Sabtu, 07 Juni 2025

MENGHORMATI KESINAMBUNGAN ETIKA KEPEMIMPINAN NEGARA DAN PEMERINTAHAN

Menjaga Kesinambungan Etika Kepemimpinan Negara dan Pemerintahan : Antara Masa Lalu dan Masa Kini

Oleh : Basa Alim Tualeka (obasa). 


Puisi : 

"Tongkat Amanah"

Pemerintahan datang dan pergi,
laksana ombak berganti hari.
Namun negeri bukan milik satu masa,
melainkan warisan jiwa bangsa.

Pemimpin sejati tak membakar warisan,
ia rawat benih dengan bijaksana.
Tak memutus tali kebijakan lama,
asal berpijak pada rakyat dan fakta.

Bukan soal siapa yang memulai,
tapi siapa yang terus memperbaiki.
Bukan saling menyalahkan,
tapi melanjutkan yang belum dituntaskan.

Etika bukan aksesoris pidato,
ia cahaya di setiap keputusan.
Dalam akal, dalam hati, dalam kerja nyata—
di situlah kehormatan negara dijaga.

Jika kekuasaan adalah titipan,
maka sejarah adalah saksi utama.
Yang merawat, dikenang.
Yang merusak, dikenang juga—dalam luka.

Wahai pemimpin hari ini,
jangan menebang pohon yang belum kau tanam.
Lanjutkan langkah, tambah makna.
Agar negeri ini tak hanya besar… tapi mulia. (Mulia) 


Pendahuluan

Portal Suara Academia: Etika kepemimpinan negara merupakan fondasi moral yang mengarahkan perilaku, keputusan, dan kebijakan para pemimpin dalam mengelola bangsa dan pemerintahan. Dalam konteks kenegaraan, kesinambungan etika ini sangat penting karena menjadi jembatan antara masa lalu, masa kini, dan masa depan pemerintahan.

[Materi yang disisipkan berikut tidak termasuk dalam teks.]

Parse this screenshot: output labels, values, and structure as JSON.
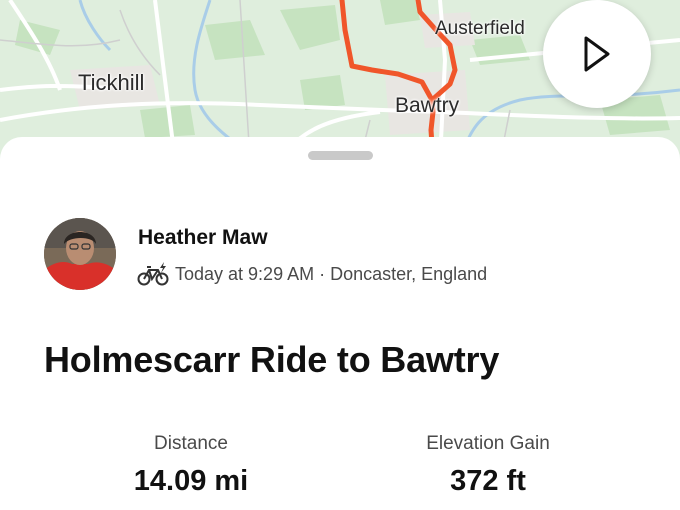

Etika bukanlah sekadar simbol moralitas, tetapi juga kompas dalam menerjemahkan visi pembangunan berkelanjutan, keadilan sosial, dan kesejahteraan rakyat. Maka, setiap rezim pemerintahan dituntut untuk menghormati warisan kebijakan yang relevan dan membangun yang baru secara beretika dan beradab.


Makna Kesinambungan Etika Kepemimpinan

Kesinambungan berarti menjaga keterhubungan antara pemerintahan yang silih berganti, sehingga terjadi stabilitas, keberlanjutan pembangunan, dan kepercayaan publik. Etika kepemimpinan menyangkut integritas, kejujuran, konsistensi terhadap konstitusi, dan tanggung jawab moral terhadap rakyat.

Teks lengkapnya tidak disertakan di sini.